Mientras se acentuaron las divisiones sindicales por la estrategia que se seguirán contra las políticas de Javier Milei, la CGT efectuó este martes duras críticas contra el gobierno argentino en la conferencia anual de la Organización Internacional del Trabajo (OIT), que delibera desde ayer en Ginebra, Suiza: el secretario de Relaciones Internacionales cegetista, Gerardo Martínez, calificó la reforma laboral de “precarizadora y antisindical” y consideró que la Casa Rosada “no interviene en las resoluciones de conflicto, no promueve políticas de empleo y pretende limitar la negociación colectiva”.

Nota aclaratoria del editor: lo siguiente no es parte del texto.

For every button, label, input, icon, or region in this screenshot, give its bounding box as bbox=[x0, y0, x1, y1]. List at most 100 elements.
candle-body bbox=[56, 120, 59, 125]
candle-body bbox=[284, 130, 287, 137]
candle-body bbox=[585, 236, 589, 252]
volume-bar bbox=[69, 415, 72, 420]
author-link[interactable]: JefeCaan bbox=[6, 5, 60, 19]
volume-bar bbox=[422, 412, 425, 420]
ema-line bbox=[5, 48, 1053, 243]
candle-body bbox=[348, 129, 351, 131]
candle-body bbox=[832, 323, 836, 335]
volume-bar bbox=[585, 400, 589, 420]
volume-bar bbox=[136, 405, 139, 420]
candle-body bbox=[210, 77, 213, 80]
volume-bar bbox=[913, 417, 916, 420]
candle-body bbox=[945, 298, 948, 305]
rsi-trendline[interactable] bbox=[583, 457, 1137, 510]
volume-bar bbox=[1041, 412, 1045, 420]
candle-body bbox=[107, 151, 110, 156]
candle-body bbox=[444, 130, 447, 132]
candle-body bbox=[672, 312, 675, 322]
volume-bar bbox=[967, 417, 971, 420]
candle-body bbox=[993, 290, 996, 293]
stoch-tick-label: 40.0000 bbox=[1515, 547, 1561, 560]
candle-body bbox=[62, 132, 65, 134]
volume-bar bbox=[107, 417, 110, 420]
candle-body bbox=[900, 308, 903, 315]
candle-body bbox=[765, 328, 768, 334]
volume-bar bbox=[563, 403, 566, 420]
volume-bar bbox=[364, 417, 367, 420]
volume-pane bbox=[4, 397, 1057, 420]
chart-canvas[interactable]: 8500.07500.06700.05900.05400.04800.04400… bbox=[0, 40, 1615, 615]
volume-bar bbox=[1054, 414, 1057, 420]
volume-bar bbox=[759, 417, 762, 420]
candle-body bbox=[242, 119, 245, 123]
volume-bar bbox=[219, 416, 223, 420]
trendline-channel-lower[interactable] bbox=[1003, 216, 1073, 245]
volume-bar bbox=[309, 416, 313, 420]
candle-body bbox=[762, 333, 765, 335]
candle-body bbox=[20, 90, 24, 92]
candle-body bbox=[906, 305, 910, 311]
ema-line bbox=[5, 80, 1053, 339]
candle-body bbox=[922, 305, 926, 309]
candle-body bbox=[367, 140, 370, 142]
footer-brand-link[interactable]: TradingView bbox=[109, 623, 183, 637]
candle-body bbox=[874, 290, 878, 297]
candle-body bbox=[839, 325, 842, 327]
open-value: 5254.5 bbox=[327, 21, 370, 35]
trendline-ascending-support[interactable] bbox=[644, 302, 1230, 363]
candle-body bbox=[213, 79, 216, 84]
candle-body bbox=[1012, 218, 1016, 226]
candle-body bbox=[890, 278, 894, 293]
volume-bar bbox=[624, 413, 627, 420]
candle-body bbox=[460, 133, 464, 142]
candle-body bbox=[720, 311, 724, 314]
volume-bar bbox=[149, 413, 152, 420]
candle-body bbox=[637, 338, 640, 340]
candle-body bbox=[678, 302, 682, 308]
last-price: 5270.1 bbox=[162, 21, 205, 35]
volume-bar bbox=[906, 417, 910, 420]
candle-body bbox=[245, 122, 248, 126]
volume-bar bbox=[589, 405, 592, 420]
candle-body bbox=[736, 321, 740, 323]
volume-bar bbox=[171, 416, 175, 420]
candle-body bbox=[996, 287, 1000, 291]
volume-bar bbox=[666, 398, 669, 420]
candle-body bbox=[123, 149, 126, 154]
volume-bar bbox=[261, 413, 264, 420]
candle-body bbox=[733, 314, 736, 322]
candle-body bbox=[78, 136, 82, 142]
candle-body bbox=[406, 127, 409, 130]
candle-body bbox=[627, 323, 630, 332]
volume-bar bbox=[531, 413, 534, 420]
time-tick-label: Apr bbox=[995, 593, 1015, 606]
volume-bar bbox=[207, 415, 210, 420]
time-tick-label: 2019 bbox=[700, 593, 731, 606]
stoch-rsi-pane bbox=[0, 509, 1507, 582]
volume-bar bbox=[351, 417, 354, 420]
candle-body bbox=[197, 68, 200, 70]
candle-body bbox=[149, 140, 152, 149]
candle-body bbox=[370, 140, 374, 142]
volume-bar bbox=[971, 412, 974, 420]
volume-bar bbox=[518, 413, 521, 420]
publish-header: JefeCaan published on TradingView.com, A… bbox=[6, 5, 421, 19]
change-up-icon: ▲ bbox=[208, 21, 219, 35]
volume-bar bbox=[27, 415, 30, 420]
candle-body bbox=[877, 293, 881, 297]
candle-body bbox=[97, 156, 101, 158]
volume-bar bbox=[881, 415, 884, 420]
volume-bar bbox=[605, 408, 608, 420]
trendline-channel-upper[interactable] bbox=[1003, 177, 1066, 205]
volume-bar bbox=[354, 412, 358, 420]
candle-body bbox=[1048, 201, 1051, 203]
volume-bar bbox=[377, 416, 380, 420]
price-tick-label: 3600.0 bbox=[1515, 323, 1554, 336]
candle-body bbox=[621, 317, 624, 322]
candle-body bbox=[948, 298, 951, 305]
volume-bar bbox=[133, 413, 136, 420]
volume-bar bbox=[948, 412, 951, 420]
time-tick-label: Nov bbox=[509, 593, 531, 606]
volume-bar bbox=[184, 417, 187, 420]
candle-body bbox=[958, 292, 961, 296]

Al hablar durante una reunión plenaria de la Comisión de Normas de la OIT, el líder de la UOCRA advirtió que las políticas que viene desarrollado el gobierno de Milei “colisionan con los conceptos y valores de la justicia social con la idea de transferir al sector privado el rol del Estado”.

“Nosotros reafirmamos que sin Estado no hay Nación”, destacó el directivo de la CGT, luego de lo cual profundizó sus cuestionamientos contra Milei: “El Gobierno, por ejemplo, no interviene en las resoluciones de conflicto, no promueve políticas de empleo, se despreocupa de la formación profesional, pretende limitar la negociación colectiva y se ausenta de sus obligaciones de combatir el trabajo no registrado con el adelantamiento de la inspección laboral”.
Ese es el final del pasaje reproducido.